While recreational marijuana legalization has come to Colorado and Washington State, it may seem odd that it remains possible to be arrested for pot possession in California. But the defeat of Proposition 19 by voter referendum in 2010 effectively did that, even though medical marijuana legalization has made pot readily available under arguably lax rules since 1996.
What former Governor Arnold Schwarzenegger effectively did in 2010 was decriminalize possession of small amounts of marijuana under SB 1449. Under this law, possession of an ounce or less is not even a misdemeanor but an infraction (on the level with a traffic ticket). When studied two years after enactment, the Center of Juvenile and Criminal Justice found that drug arrests went down by nearly 50 percent in the first year after the bill became law. Violent crimes also dropped during that time and homicides went down by 26 percent.

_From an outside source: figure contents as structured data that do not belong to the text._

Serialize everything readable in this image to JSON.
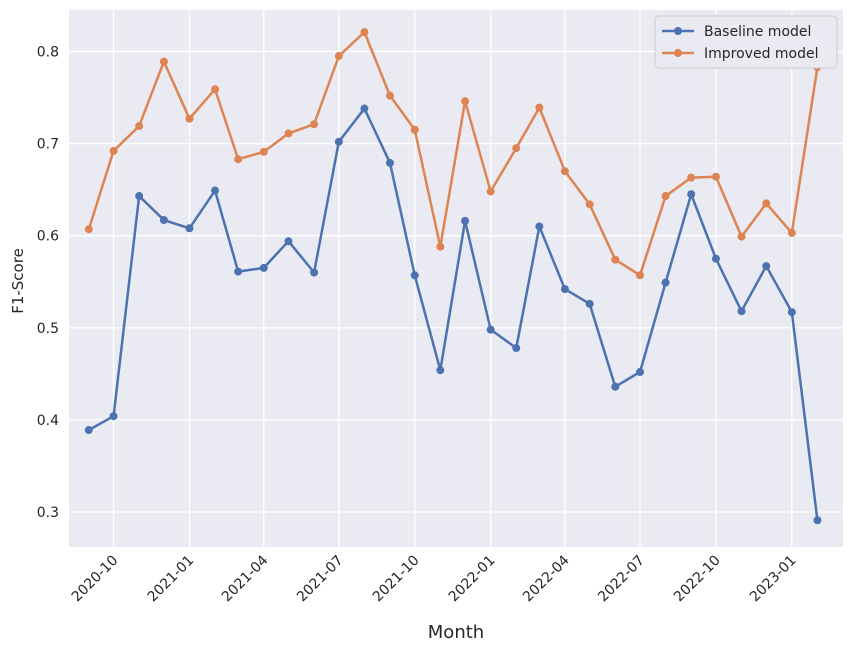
{
  "chart_data": {
    "type": "line",
    "xlabel": "Month",
    "ylabel": "F1-Score",
    "xlim": [
      "2020-08-08",
      "2023-03-04"
    ],
    "ylim": [
      0.262,
      0.845
    ],
    "x_ticks": [
      "2020-10",
      "2021-01",
      "2021-04",
      "2021-07",
      "2021-10",
      "2022-01",
      "2022-04",
      "2022-07",
      "2022-10",
      "2023-01"
    ],
    "y_ticks": [
      0.3,
      0.4,
      0.5,
      0.6,
      0.7,
      0.8
    ],
    "grid": true,
    "legend_position": "top-right",
    "x": [
      "2020-09",
      "2020-10",
      "2020-11",
      "2020-12",
      "2021-01",
      "2021-02",
      "2021-03",
      "2021-04",
      "2021-05",
      "2021-06",
      "2021-07",
      "2021-08",
      "2021-09",
      "2021-10",
      "2021-11",
      "2021-12",
      "2022-01",
      "2022-02",
      "2022-03",
      "2022-04",
      "2022-05",
      "2022-06",
      "2022-07",
      "2022-08",
      "2022-09",
      "2022-10",
      "2022-11",
      "2022-12",
      "2023-01",
      "2023-02"
    ],
    "series": [
      {
        "name": "Baseline model",
        "color": "#4c72b0",
        "values": [
          0.389,
          0.404,
          0.643,
          0.617,
          0.608,
          0.649,
          0.561,
          0.565,
          0.594,
          0.56,
          0.702,
          0.738,
          0.679,
          0.557,
          0.454,
          0.616,
          0.498,
          0.478,
          0.61,
          0.542,
          0.526,
          0.436,
          0.452,
          0.549,
          0.645,
          0.575,
          0.518,
          0.567,
          0.517,
          0.291
        ]
      },
      {
        "name": "Improved model",
        "color": "#dd8452",
        "values": [
          0.607,
          0.692,
          0.719,
          0.789,
          0.727,
          0.759,
          0.683,
          0.691,
          0.711,
          0.721,
          0.795,
          0.821,
          0.752,
          0.715,
          0.588,
          0.746,
          0.648,
          0.695,
          0.739,
          0.67,
          0.634,
          0.574,
          0.557,
          0.643,
          0.663,
          0.664,
          0.599,
          0.635,
          0.603,
          0.783
        ]
      }
    ]
  }
}
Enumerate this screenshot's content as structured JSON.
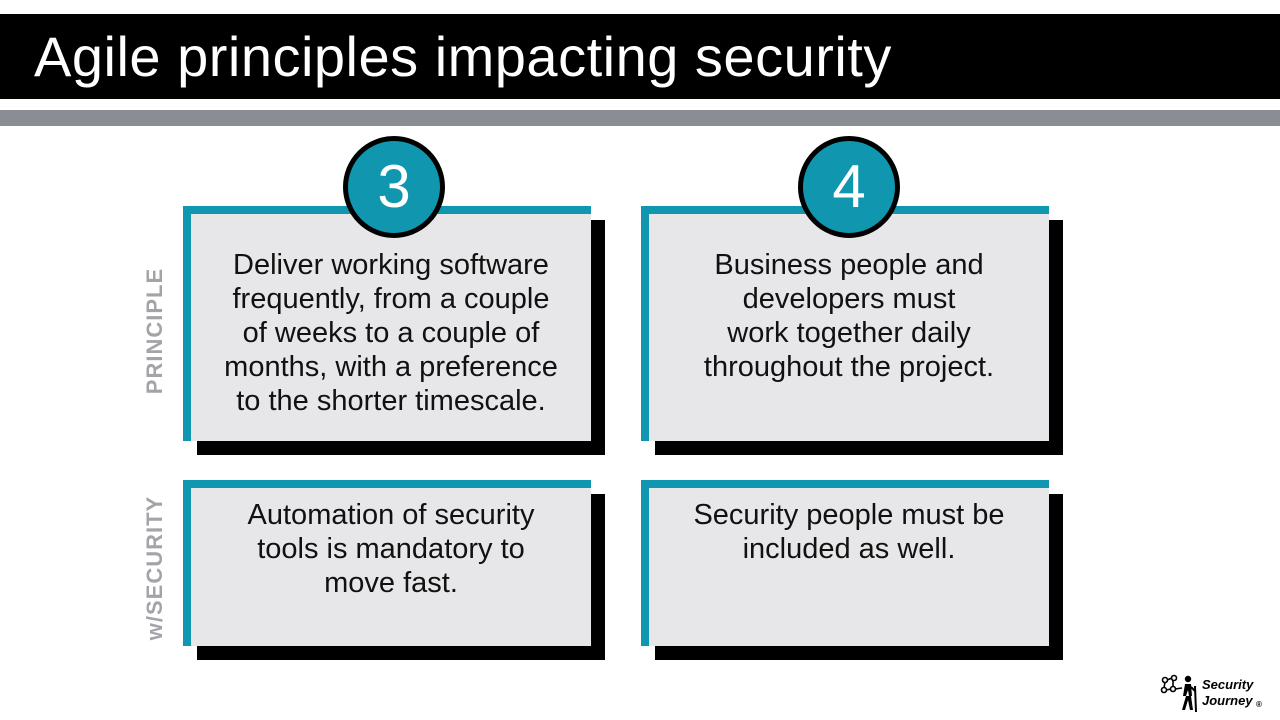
{
  "slide": {
    "title": "Agile principles impacting security"
  },
  "row_labels": {
    "principle": "PRINCIPLE",
    "security": "w/SECURITY"
  },
  "principles": [
    {
      "number": "3",
      "principle": "Deliver working software\nfrequently, from a couple\nof weeks to a couple of\nmonths, with a preference\nto the shorter timescale.",
      "with_security": "Automation of security\ntools is mandatory to\nmove fast."
    },
    {
      "number": "4",
      "principle": "Business people and\ndevelopers must\nwork together daily\nthroughout the project.",
      "with_security": "Security people must be\nincluded as well."
    }
  ],
  "logo": {
    "text": "Security\nJourney",
    "registered_mark": "®"
  },
  "colors": {
    "accent": "#1196b0",
    "title_bar": "#000000",
    "strip": "#8a8d93",
    "card_fill": "#e7e7e9",
    "label_gray": "#a2a4a8"
  }
}
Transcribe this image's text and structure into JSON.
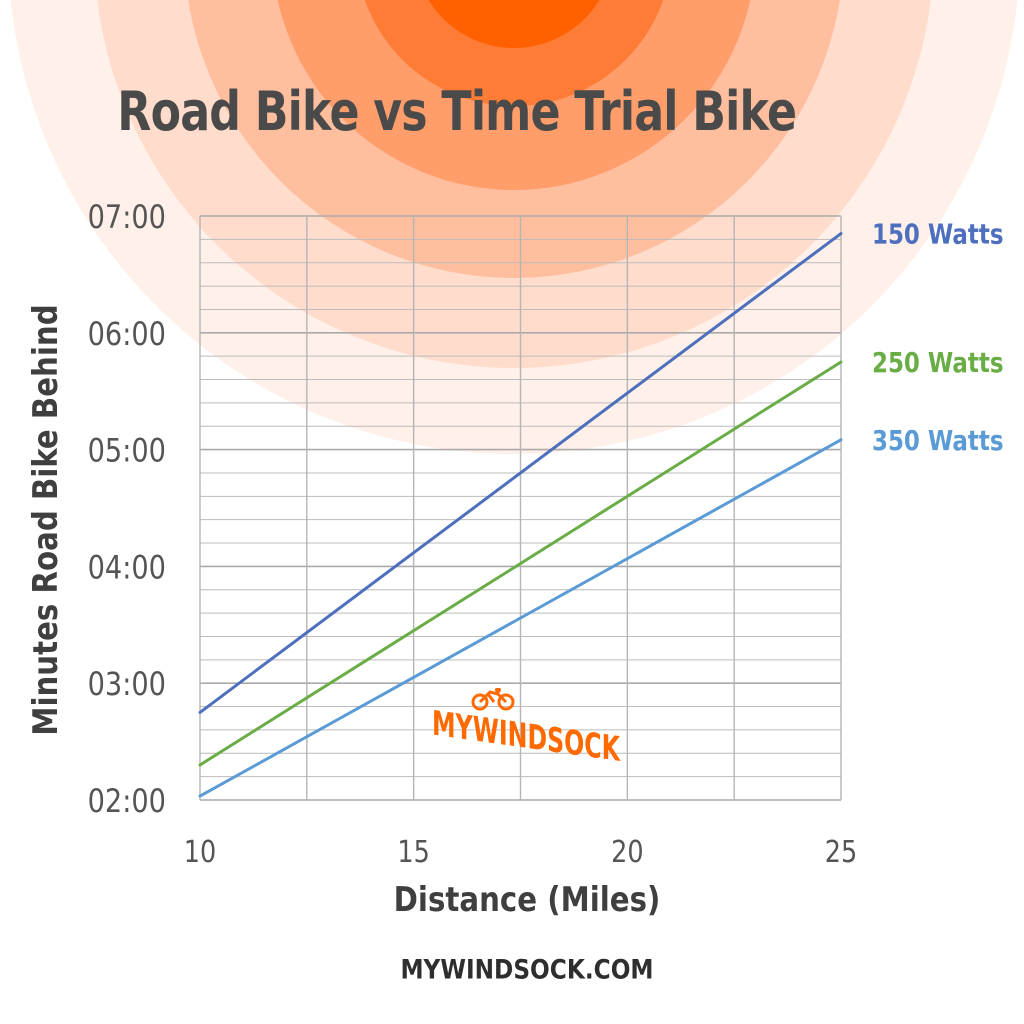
{
  "title": "Road Bike vs Time Trial Bike",
  "footer": "MYWINDSOCK.COM",
  "logo_text": "MYWINDSOCK",
  "colors": {
    "title": "#4a4a4a",
    "axis_text": "#3f3f3f",
    "grid": "#bcbcbc",
    "rings": [
      "#fff0e9",
      "#ffdccb",
      "#ffbf9f",
      "#ff9d6b",
      "#ff7c37",
      "#ff6000"
    ],
    "logo": "#ff6a00"
  },
  "chart_data": {
    "type": "line",
    "title": "Road Bike vs Time Trial Bike",
    "xlabel": "Distance (Miles)",
    "ylabel": "Minutes Road Bike Behind",
    "xlim": [
      10,
      25
    ],
    "ylim": [
      120,
      420
    ],
    "x_ticks": [
      10,
      15,
      20,
      25
    ],
    "x_tick_labels": [
      "10",
      "15",
      "20",
      "25"
    ],
    "y_ticks": [
      120,
      180,
      240,
      300,
      360,
      420
    ],
    "y_tick_labels": [
      "02:00",
      "03:00",
      "04:00",
      "05:00",
      "06:00",
      "07:00"
    ],
    "y_unit": "seconds",
    "grid": true,
    "legend": "right-end labels",
    "series": [
      {
        "name": "150 Watts",
        "color": "#4e6fbe",
        "x": [
          10,
          25
        ],
        "y": [
          165,
          411
        ]
      },
      {
        "name": "250 Watts",
        "color": "#6aad46",
        "x": [
          10,
          25
        ],
        "y": [
          138,
          345
        ]
      },
      {
        "name": "350 Watts",
        "color": "#5b9bd5",
        "x": [
          10,
          25
        ],
        "y": [
          122,
          305
        ]
      }
    ]
  }
}
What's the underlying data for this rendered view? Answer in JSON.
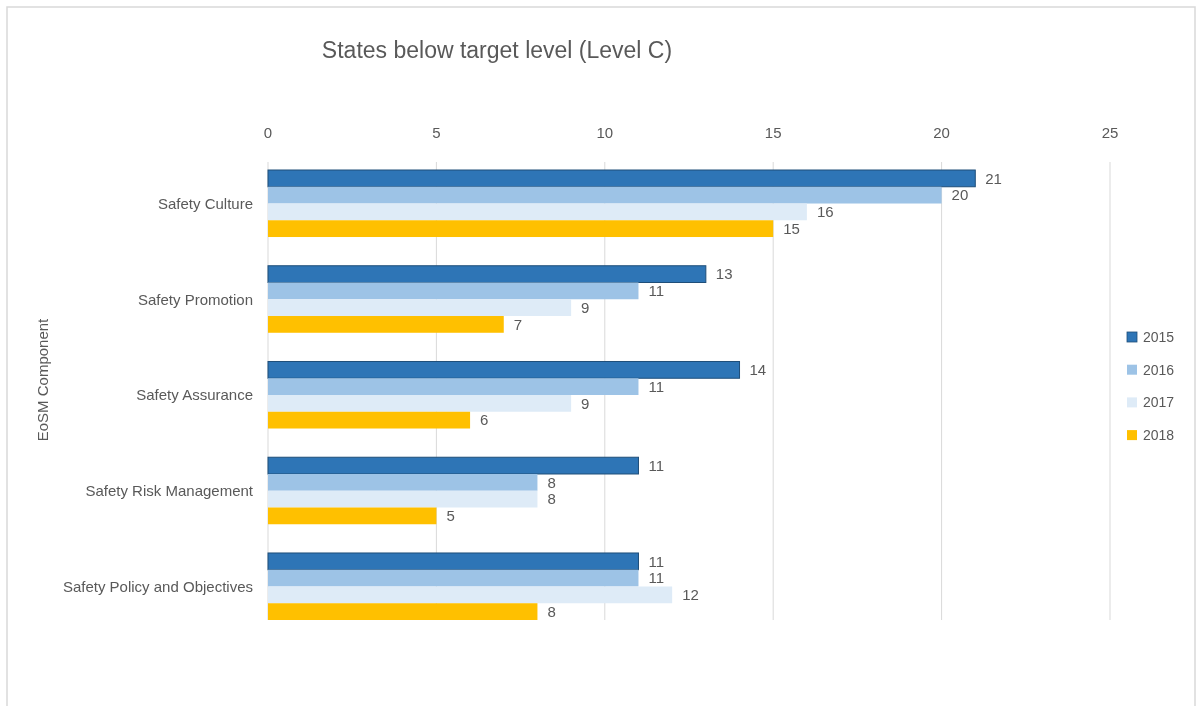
{
  "chart_data": {
    "type": "bar",
    "orientation": "horizontal",
    "title": "States below target level (Level C)",
    "ylabel": "EoSM Component",
    "categories": [
      "Safety Culture",
      "Safety Promotion",
      "Safety Assurance",
      "Safety Risk Management",
      "Safety Policy and Objectives"
    ],
    "series": [
      {
        "name": "2015",
        "color": "#2e75b6",
        "values": [
          21,
          13,
          14,
          11,
          11
        ]
      },
      {
        "name": "2016",
        "color": "#9dc3e6",
        "values": [
          20,
          11,
          11,
          8,
          11
        ]
      },
      {
        "name": "2017",
        "color": "#deebf7",
        "values": [
          16,
          9,
          9,
          8,
          12
        ]
      },
      {
        "name": "2018",
        "color": "#ffc000",
        "values": [
          15,
          7,
          6,
          5,
          8
        ]
      }
    ],
    "xlim": [
      0,
      25
    ],
    "xticks": [
      0,
      5,
      10,
      15,
      20,
      25
    ],
    "grid": "x",
    "legend": "right",
    "data_labels": true
  }
}
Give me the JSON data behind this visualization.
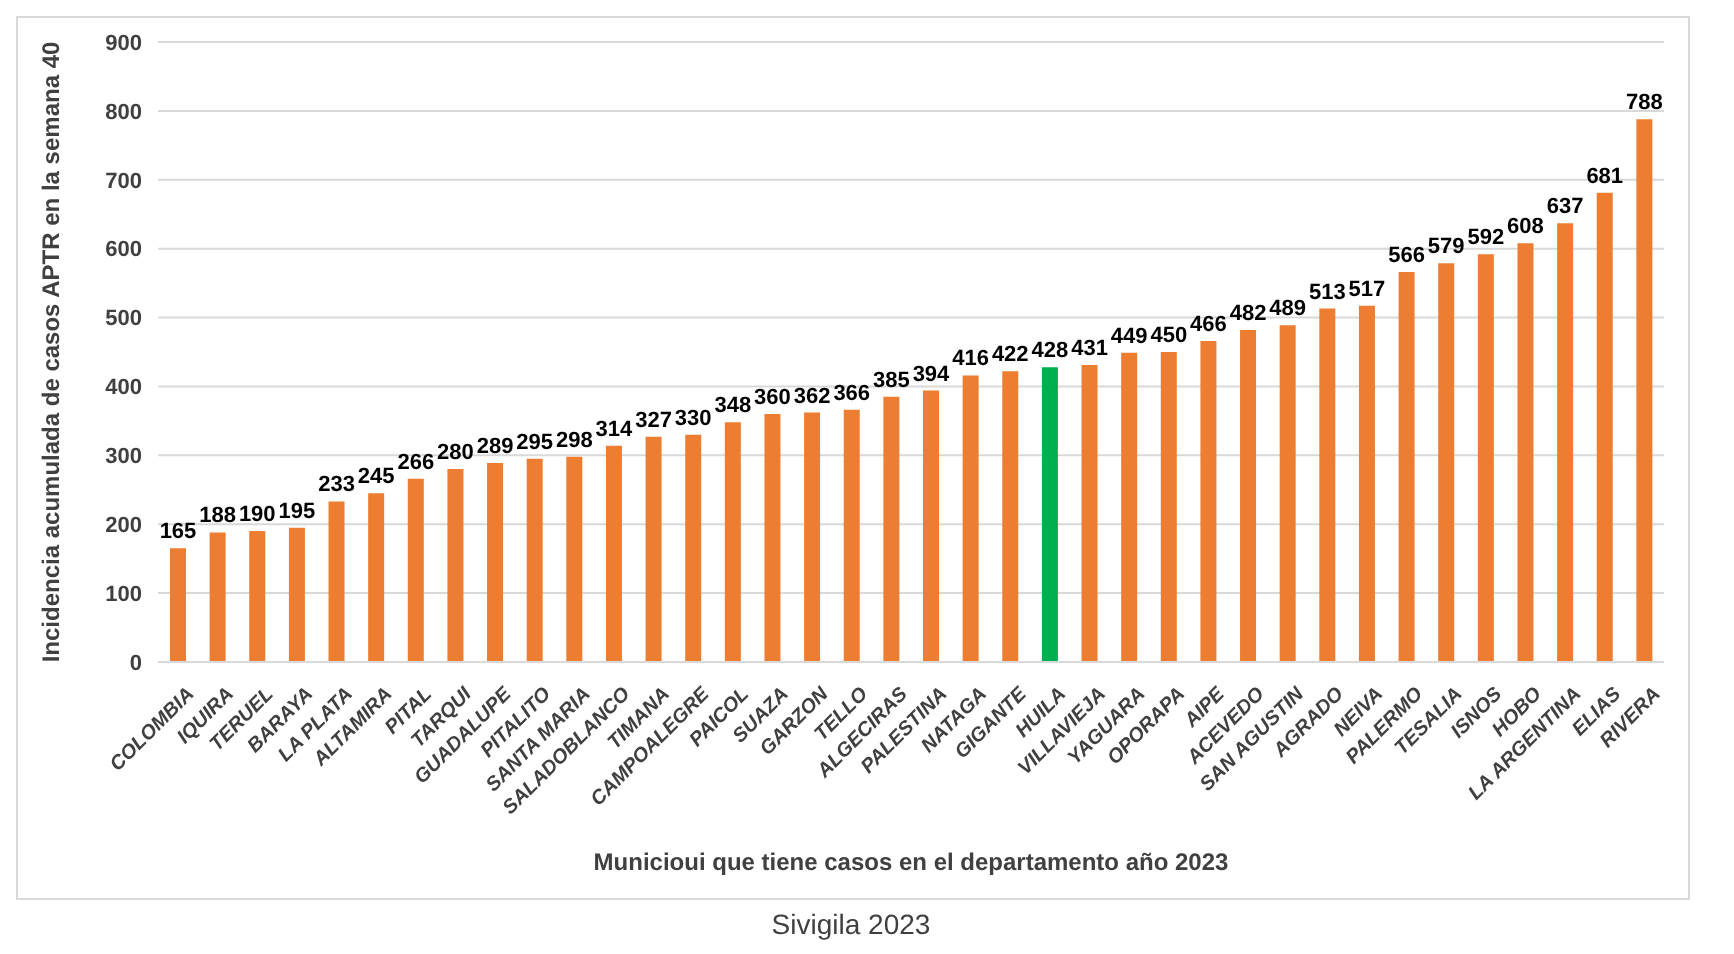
{
  "chart_data": {
    "type": "bar",
    "xlabel": "Municioui que tiene casos en el departamento año 2023",
    "ylabel": "Incidencia acumulada de casos APTR en la semana 40",
    "categories": [
      "COLOMBIA",
      "IQUIRA",
      "TERUEL",
      "BARAYA",
      "LA PLATA",
      "ALTAMIRA",
      "PITAL",
      "TARQUI",
      "GUADALUPE",
      "PITALITO",
      "SANTA MARIA",
      "SALADOBLANCO",
      "TIMANA",
      "CAMPOALEGRE",
      "PAICOL",
      "SUAZA",
      "GARZON",
      "TELLO",
      "ALGECIRAS",
      "PALESTINA",
      "NATAGA",
      "GIGANTE",
      "HUILA",
      "VILLAVIEJA",
      "YAGUARA",
      "OPORAPA",
      "AIPE",
      "ACEVEDO",
      "SAN AGUSTIN",
      "AGRADO",
      "NEIVA",
      "PALERMO",
      "TESALIA",
      "ISNOS",
      "HOBO",
      "LA ARGENTINA",
      "ELIAS",
      "RIVERA"
    ],
    "values": [
      165,
      188,
      190,
      195,
      233,
      245,
      266,
      280,
      289,
      295,
      298,
      314,
      327,
      330,
      348,
      360,
      362,
      366,
      385,
      394,
      416,
      422,
      428,
      431,
      449,
      450,
      466,
      482,
      489,
      513,
      517,
      566,
      579,
      592,
      608,
      637,
      681,
      788
    ],
    "colors": [
      "#ed7d31",
      "#ed7d31",
      "#ed7d31",
      "#ed7d31",
      "#ed7d31",
      "#ed7d31",
      "#ed7d31",
      "#ed7d31",
      "#ed7d31",
      "#ed7d31",
      "#ed7d31",
      "#ed7d31",
      "#ed7d31",
      "#ed7d31",
      "#ed7d31",
      "#ed7d31",
      "#ed7d31",
      "#ed7d31",
      "#ed7d31",
      "#ed7d31",
      "#ed7d31",
      "#ed7d31",
      "#00b050",
      "#ed7d31",
      "#ed7d31",
      "#ed7d31",
      "#ed7d31",
      "#ed7d31",
      "#ed7d31",
      "#ed7d31",
      "#ed7d31",
      "#ed7d31",
      "#ed7d31",
      "#ed7d31",
      "#ed7d31",
      "#ed7d31",
      "#ed7d31",
      "#ed7d31"
    ],
    "ylim": [
      0,
      900
    ],
    "yticks": [
      0,
      100,
      200,
      300,
      400,
      500,
      600,
      700,
      800,
      900
    ],
    "grid": "y",
    "data_labels": true,
    "annotations": [
      "Sivigila 2023"
    ]
  }
}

State officials praise the move as a means of reducing costs associated with law enforcement, prosecution and incarceration.
However, it still is possible to be arrested, convicted and penalized for marijuana offenses – even a small amount not prescribed for medical purposes involves a $100 fine. Here are other limits to California’s decriminalization status:
Possession of 28.5 grams or more is a misdemeanor, involving $250-500 in fines and up to 10 days incarceration.
Any amount with intention to distribute is a felony, involving 16-36 months incarceration.
Cultivation of marijuana plants is a felony, involving 16-36 months incarceration.
Sale or delivery of any amount is a felony, involving up to two to four years incarceration.
So, while the state wishes not to engage in small quantity, personal use prosecution, slightly larger possession and trafficking can lead to serious punishment.